Réalisateur de l’efficacité, Joel Schumacher a su multiplier les projets commerciaux, en variant les genres et alternant bides et succès. Cet artiste à la carrière très longue est décédé à l’âge de 80 ans, le 22 juin 2020.
Ouvertement homosexuel et réalisateur militant (voir le film Personne n’est parfait(e), avec Robert De Niro et Philip Seymour Hoffman, en travesti), marqué par le traumatisme de l’épidémie du sida à laquelle il a survécu dans les années 80, Joel Schumacher a toujours su susciter le débat dans des œuvres de divertissement, au discours parfois réactionnaire corsé (Le droit de tuer?, le nauséabond 8 millimètres sur le snuff movie, avec Nicolas Cage, probablement le film hollywoodien le plus dérangeant des années 90).
Joel Schumacher enchaîne les genres avec efficacité
Peu apprécié par la critique et descendu par les cinéphiles geeks depuis son mauvais traitement de Batman dont il réalisa des épisodes bariolés défiant le bon goût (Batman Forever avec Val Kilmer et Jim Carrey, mais surtout le nanar Batman et Robin avec Schwarzenegger), Schumacher a toutefois réalisé quelques métrages très efficaces, dans le fantastique (le générationnel Génération perdue, le flippant L’expérience interdite), le thriller psychologique azimuté (Chute libre, avec Michael Douglas qui pète les plombs et s’en prend à la foule), le cinéma de guerre (Tigerland, qui révéla la plastique du jeune Colin Farrell, alors inconnu du public), et le film concept à la Hitchcock (Phone Game, également avec Colin Farrell).
Des succès à la pelle
Aux USA, ses succès sont nombreux.
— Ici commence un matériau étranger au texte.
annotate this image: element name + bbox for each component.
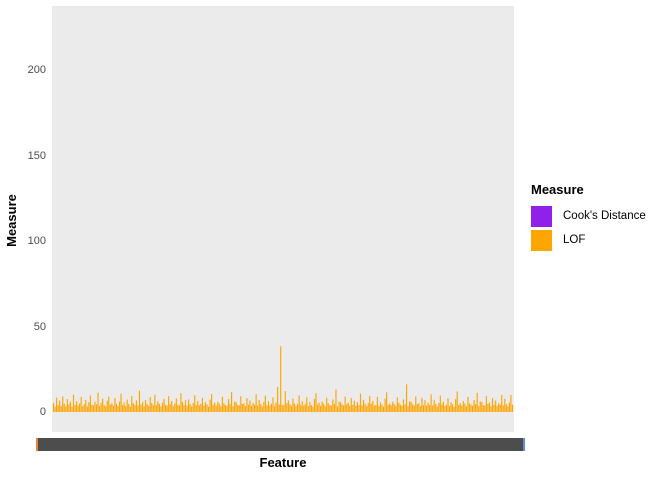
bar-lof <box>449 406 450 412</box>
bar-lof <box>71 407 72 412</box>
bar-lof <box>314 399 315 412</box>
bar-lof <box>426 406 427 412</box>
bar-lof <box>105 407 106 412</box>
bar-lof <box>242 404 243 412</box>
bar-lof <box>409 401 410 412</box>
bar-lof <box>134 405 135 412</box>
bar-lof <box>455 399 456 412</box>
bar-lof <box>348 403 349 412</box>
bar-lof <box>483 405 484 412</box>
bar-lof <box>81 397 82 412</box>
bar-lof <box>380 402 381 412</box>
bar-lof <box>323 404 324 412</box>
bar-lof <box>467 397 468 412</box>
bar-lof <box>346 404 347 412</box>
bar-lof <box>374 406 375 412</box>
bar-lof <box>226 406 227 413</box>
bar-lof <box>292 398 293 412</box>
bar-lof <box>276 403 277 412</box>
bar-lof <box>417 404 418 412</box>
bar-lof <box>59 401 60 412</box>
legend-item[interactable]: LOF <box>531 228 671 252</box>
bar-lof <box>358 405 359 412</box>
bar-lof <box>463 401 464 412</box>
bar-lof <box>64 404 65 412</box>
bar-lof <box>193 403 194 412</box>
bar-lof <box>368 403 369 412</box>
bar-lof <box>142 402 143 412</box>
bar-lof <box>131 396 132 412</box>
bar-lof <box>229 404 230 412</box>
bar-lof <box>440 396 441 412</box>
bar-lof <box>305 404 306 412</box>
bar-lof <box>335 390 336 412</box>
bar-lof <box>503 406 504 413</box>
bar-lof <box>139 391 140 412</box>
bar-lof <box>246 398 247 412</box>
bar-lof <box>162 403 163 412</box>
bar-lof <box>306 397 307 412</box>
bar-lof <box>200 404 201 412</box>
bar-lof <box>504 399 505 412</box>
bar-lof <box>269 406 270 412</box>
bar-lof <box>338 402 339 412</box>
bar-lof <box>403 399 404 412</box>
bar-lof <box>497 406 498 412</box>
y-axis-tick-label: 150 <box>28 150 46 162</box>
bar-lof <box>318 403 319 412</box>
bar-lof <box>73 395 74 412</box>
bar-lof <box>512 405 513 412</box>
bar-lof <box>343 405 344 412</box>
bar-lof <box>125 406 126 412</box>
bar-lof <box>378 406 379 412</box>
bar-lof <box>443 402 444 412</box>
bar-lof <box>199 405 200 412</box>
bar-lof <box>381 405 382 412</box>
bar-lof <box>322 401 323 412</box>
bar-lof <box>325 406 326 412</box>
bar-lof <box>489 403 490 412</box>
bar-lof <box>334 404 335 412</box>
bar-lof <box>93 405 94 412</box>
bar-lof <box>361 406 362 413</box>
bar-lof <box>111 403 112 412</box>
bar-lof <box>262 407 263 412</box>
bar-lof <box>239 405 240 412</box>
bar-lof <box>420 406 421 412</box>
bar-lof <box>490 406 491 412</box>
bar-lof <box>329 405 330 412</box>
x-axis-title: Feature <box>52 455 514 470</box>
bar-lof <box>349 406 350 412</box>
bar-lof <box>101 403 102 412</box>
bar-lof <box>94 402 95 412</box>
bar-lof <box>299 395 300 412</box>
bar-lof <box>74 405 75 412</box>
bar-lof <box>366 406 367 412</box>
bar-lof <box>65 407 66 412</box>
bar-lof <box>190 404 191 412</box>
bar-lof <box>352 405 353 412</box>
bar-lof <box>421 398 422 412</box>
bar-lof <box>228 399 229 412</box>
bar-lof <box>277 387 278 412</box>
bar-lof <box>315 393 316 412</box>
bar-lof <box>170 404 171 412</box>
bar-lof <box>127 400 128 412</box>
bar-lof <box>206 404 207 412</box>
bar-lof <box>351 398 352 412</box>
bar-lof <box>481 402 482 412</box>
bar-lof <box>183 405 184 412</box>
bar-lof <box>340 402 341 412</box>
legend-items: Cook's DistanceLOF <box>531 204 671 252</box>
bar-lof <box>509 402 510 412</box>
bar-lof <box>506 404 507 412</box>
bar-lof <box>280 346 281 412</box>
bar-lof <box>266 405 267 412</box>
bar-lof <box>282 405 283 412</box>
bar-lof <box>116 404 117 412</box>
bar-lof <box>398 403 399 412</box>
legend-item-label: Cook's Distance <box>563 210 646 222</box>
bar-lof <box>302 401 303 412</box>
bar-lof <box>469 403 470 412</box>
bar-lof <box>222 397 223 412</box>
bar-lof <box>342 404 343 412</box>
bar-lof <box>369 396 370 412</box>
bar-lof <box>429 405 430 412</box>
bar-lof <box>427 403 428 412</box>
bar-lof <box>208 407 209 412</box>
bar-lof <box>291 406 292 412</box>
bar-lof <box>128 404 129 412</box>
bar-lof <box>180 393 181 412</box>
bar-lof <box>466 406 467 412</box>
bar-lof <box>437 407 438 412</box>
bar-lof <box>383 407 384 412</box>
bar-lof <box>85 400 86 412</box>
bar-lof <box>495 401 496 412</box>
bar-lof <box>268 401 269 412</box>
bar-lof <box>110 405 111 412</box>
bar-lof <box>418 403 419 412</box>
bar-lof <box>474 400 475 412</box>
bar-lof <box>406 384 407 412</box>
bar-lof <box>56 398 57 412</box>
bar-lof <box>394 404 395 412</box>
bar-lof <box>424 400 425 412</box>
bar-lof <box>159 404 160 412</box>
bar-lof <box>87 406 88 412</box>
bar-lof <box>133 403 134 412</box>
bar-lof <box>452 404 453 412</box>
bar-lof <box>375 405 376 412</box>
bar-lof <box>53 403 54 412</box>
bar-lof <box>472 406 473 412</box>
bar-lof <box>434 400 435 412</box>
bar-lof <box>404 404 405 412</box>
bar-lof <box>372 401 373 412</box>
bar-lof <box>205 402 206 412</box>
bar-lof <box>167 406 168 412</box>
bar-lof <box>102 399 103 412</box>
y-axis-title-label: Measure <box>4 194 19 247</box>
bar-lof <box>303 406 304 413</box>
legend: Measure Cook's DistanceLOF <box>531 183 671 252</box>
bar-lof <box>67 399 68 412</box>
bar-lof <box>140 404 141 412</box>
bar-lof <box>487 404 488 412</box>
bar-lof <box>91 405 92 412</box>
bar-lof <box>148 406 149 412</box>
bar-lof <box>236 402 237 412</box>
bar-lof <box>288 400 289 412</box>
series-bars-svg <box>52 6 514 432</box>
bar-lof <box>414 406 415 413</box>
bar-lof <box>245 406 246 412</box>
bar-lof <box>388 405 389 412</box>
bar-lof <box>295 406 296 412</box>
bar-lof <box>58 405 59 412</box>
bar-lof <box>311 405 312 412</box>
bar-lof <box>249 401 250 412</box>
bar-lof <box>337 407 338 412</box>
x-tick-strip-right-edge <box>523 438 525 451</box>
bar-lof <box>210 400 211 412</box>
bar-lof <box>386 392 387 412</box>
bar-lof <box>174 403 175 412</box>
bar-lof <box>317 405 318 412</box>
bar-lof <box>163 399 164 412</box>
y-axis-tick-label: 50 <box>34 321 46 333</box>
bar-lof <box>431 394 432 412</box>
bar-lof <box>197 401 198 412</box>
bar-lof <box>202 398 203 412</box>
bar-lof <box>156 405 157 412</box>
bar-lof <box>84 404 85 412</box>
bar-lof <box>68 404 69 412</box>
bar-lof <box>223 403 224 412</box>
bar-lof <box>309 402 310 412</box>
bar-lof <box>283 405 284 412</box>
bar-lof <box>248 405 249 412</box>
bar-lof <box>363 400 364 412</box>
bar-lof <box>454 407 455 412</box>
bar-lof <box>312 407 313 412</box>
plot-panel <box>52 6 514 432</box>
x-axis-tick-labels-strip <box>36 438 525 451</box>
bar-lof <box>173 406 174 412</box>
bar-lof <box>257 406 258 413</box>
bar-lof <box>480 401 481 412</box>
bar-lof <box>104 405 105 412</box>
bar-lof <box>99 406 100 412</box>
bar-lof <box>211 394 212 412</box>
series-lof <box>52 6 514 432</box>
bar-lof <box>54 407 55 412</box>
bar-lof <box>234 402 235 412</box>
bar-lof <box>400 405 401 412</box>
legend-title: Measure <box>531 183 671 197</box>
bar-lof <box>216 406 217 412</box>
bar-lof <box>300 405 301 412</box>
bar-lof <box>432 405 433 412</box>
bar-lof <box>254 405 255 412</box>
bar-lof <box>157 401 158 412</box>
bar-lof <box>176 398 177 412</box>
bar-lof <box>446 405 447 412</box>
bar-lof <box>286 403 287 412</box>
y-axis-tick-label: 200 <box>28 64 46 76</box>
bar-lof <box>147 404 148 412</box>
bar-lof <box>294 404 295 412</box>
bar-lof <box>271 404 272 412</box>
bar-lof <box>130 407 131 412</box>
bar-lof <box>243 403 244 412</box>
bar-lof <box>220 406 221 412</box>
bar-lof <box>168 396 169 412</box>
legend-item-label: LOF <box>563 234 585 246</box>
bar-lof <box>441 404 442 412</box>
bar-lof <box>345 397 346 412</box>
bar-lof <box>196 405 197 412</box>
bar-lof <box>444 406 445 412</box>
bar-lof <box>120 394 121 412</box>
bar-lof <box>447 398 448 412</box>
bar-lof <box>279 404 280 412</box>
bar-lof <box>371 404 372 412</box>
bar-lof <box>450 402 451 412</box>
bar-lof <box>423 405 424 412</box>
bar-lof <box>214 403 215 412</box>
bar-lof <box>389 403 390 412</box>
bar-lof <box>384 399 385 412</box>
bar-lof <box>500 404 501 412</box>
bar-lof <box>213 405 214 412</box>
bar-lof <box>194 395 195 412</box>
bar-lof <box>153 405 154 412</box>
bar-lof <box>397 397 398 412</box>
bar-lof <box>259 400 260 412</box>
bar-lof <box>357 402 358 412</box>
bar-lof <box>97 393 98 412</box>
bar-lof <box>160 407 161 412</box>
bar-lof <box>493 405 494 412</box>
bar-lof <box>136 400 137 412</box>
bar-lof <box>182 402 183 412</box>
bar-lof <box>88 402 89 412</box>
bar-lof <box>188 399 189 412</box>
x-tick-strip-left-edge <box>36 438 38 451</box>
bar-lof <box>154 395 155 412</box>
bar-lof <box>108 397 109 412</box>
bar-lof <box>354 401 355 412</box>
bar-lof <box>457 391 458 412</box>
bar-lof <box>107 401 108 412</box>
bar-lof <box>308 406 309 412</box>
bar-lof <box>470 405 471 412</box>
bar-lof <box>256 394 257 412</box>
bar-lof <box>191 406 192 412</box>
bar-lof <box>61 406 62 412</box>
bar-lof <box>355 406 356 412</box>
bar-lof <box>272 397 273 412</box>
bar-lof <box>510 395 511 412</box>
bar-lof <box>377 397 378 412</box>
bar-lof <box>114 398 115 412</box>
bar-lof <box>391 405 392 412</box>
bar-lof <box>360 394 361 412</box>
bar-lof <box>477 393 478 412</box>
bar-lof <box>79 403 80 412</box>
bar-lof <box>78 406 79 413</box>
bar-lof <box>263 402 264 412</box>
legend-item[interactable]: Cook's Distance <box>531 204 671 228</box>
bar-lof <box>82 406 83 412</box>
bar-lof <box>460 403 461 412</box>
bar-lof <box>252 403 253 412</box>
bar-lof <box>478 406 479 412</box>
bar-lof <box>237 405 238 412</box>
bar-lof <box>285 391 286 412</box>
bar-lof <box>119 402 120 412</box>
bar-lof <box>332 400 333 412</box>
bar-lof <box>62 396 63 412</box>
bar-lof <box>408 406 409 412</box>
bar-lof <box>171 401 172 412</box>
bar-lof <box>76 401 77 412</box>
bar-lof <box>486 396 487 412</box>
bar-lof <box>438 403 439 412</box>
bar-lof <box>326 398 327 412</box>
chart-container: Measure 050100150200 Feature Measure Coo… <box>0 0 672 480</box>
bar-lof <box>401 406 402 412</box>
bar-lof <box>464 404 465 412</box>
bar-lof <box>458 405 459 412</box>
bar-lof <box>392 402 393 412</box>
bar-lof <box>122 405 123 412</box>
bar-lof <box>151 403 152 412</box>
bar-lof <box>240 396 241 412</box>
bar-lof <box>492 398 493 412</box>
bar-lof <box>265 396 266 412</box>
bar-lof <box>328 403 329 412</box>
y-axis-tick-label: 0 <box>40 406 46 418</box>
bar-lof <box>415 396 416 412</box>
bar-lof <box>179 406 180 413</box>
bar-lof <box>137 406 138 413</box>
bar-lof <box>117 406 118 412</box>
bar-lof <box>150 397 151 412</box>
bar-lof <box>251 406 252 412</box>
bar-lof <box>498 403 499 412</box>
y-axis-tick-label: 100 <box>28 235 46 247</box>
bar-lof <box>203 406 204 412</box>
y-axis-tick-labels: 050100150200 <box>18 0 46 480</box>
bar-lof <box>96 404 97 412</box>
bar-lof <box>231 392 232 412</box>
bar-lof <box>484 405 485 412</box>
bar-lof <box>233 406 234 412</box>
bar-lof <box>435 404 436 412</box>
bar-lof <box>501 395 502 412</box>
bar-lof <box>185 400 186 412</box>
bar-lof <box>320 406 321 412</box>
bar-lof <box>177 405 178 412</box>
bar-lof <box>289 404 290 412</box>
On citera St Elmo’s Fire, chronique à la John Hugues, Cousins (remake de Cousin, cousine de Tacchella), Le client avec Susan Sarandon et Tommy Lee Jones, Batman Forever, Le droit de tuer?… Mais on préférera retenir le teen movie fantastique Génération perdue et L’expérience interdite (1987 et 1990).
S’il commença sa carrière dès 1981 avec le méconnu La femme qui rétrécit, il tourne pour le grand écran jusqu’en 2011, date à laquelle il livre son film le plus consternant, Effraction, une commande pour Lions Gate. Il y dirige Nicolas Cage et Nicole Kidman en mode redressement fiscal. Désormais, âgé de plus de 70 ans, il est excusé.
Des années 2000 en demi-teinte
Il a par ailleurs réalisé le buddy movie estival Bad company (avec Chris Rock et Anthony Hopkins), forcément mineur ; le biopic bien torché Veronica Guerin avec Cate Blanchett ; le musical Le fantôme de l’Opéra, d’après l’œuvre de Andrew Lloyd Webber ; le film d’horreur Blood Creek avec Michael Fassbender et Henry Cavill ; le film d’épouvante avec Jim Carrey ; Le nombre 23, et sa version poudreuse de Gossip Girl, Twelve, avec Chace Crawford et Emma Roberts, 50 Cent et Zoe Kravitz, un échec coproduit par Gaumont.
Il participe activement à l’ascension de la jeune Julia Roberts
Dans sa période faste (1987-2000), il a connu un vrai bide estival avec son second film avec Julia Roberts, Le choix d’aimer (1991). Le mélodrame raté sur fond de maladie. Il s’agissait du premier faux pas de la jeune actrice qui sortait des succès consécutifs de Pretty woman, L’expérience interdite et du déjà bien mauvais Les nuits avec mon ennemi. Elle portait Le choix d’aimer sur ses seules épaules, comme peu de jeunes comédiennes américaines étaient alors autorisées à le faire par les pontes de Hollywood.
Une œuvre méprisée par l’intelligentsia, pourtant loin d’être lisse
Avec son style visuel souvent détonant, son goût du rythme et de l’efficacité, Joel Schumacher a su en faire à sa tête à une époque (les années 90) peu ouverte sur la diversité. Abordant frontalement la cause noire (Le droit de tuer?) avec le discours ambigu de la légitime vengeance, il saupoudre aussi ses films d’homo-érotisme à une époque où la norme hétérosexuelle domine le blockbuster, lui valant des critiques souvent déplacées qui ont du moins diminué la réelle valeur de ses œuvres au yeux du grand public.
A y regarder de plus près, son œuvre demeure plutôt appréciée par un public large (ses films n’ont que très rarement des notes négatives sur le site de référence IMDB). Quasiment un exploit pour cet électron libre bien moins lisse que la plupart des réalisateurs qui ont émergé au début des années 90 (Roland Emmerich…). Mais il demeure puissamment méprisé par l’intelligentsia des critiques qui n’aura pas forcément fait son job, restant à la surface d’une œuvre pourtant foisonnante.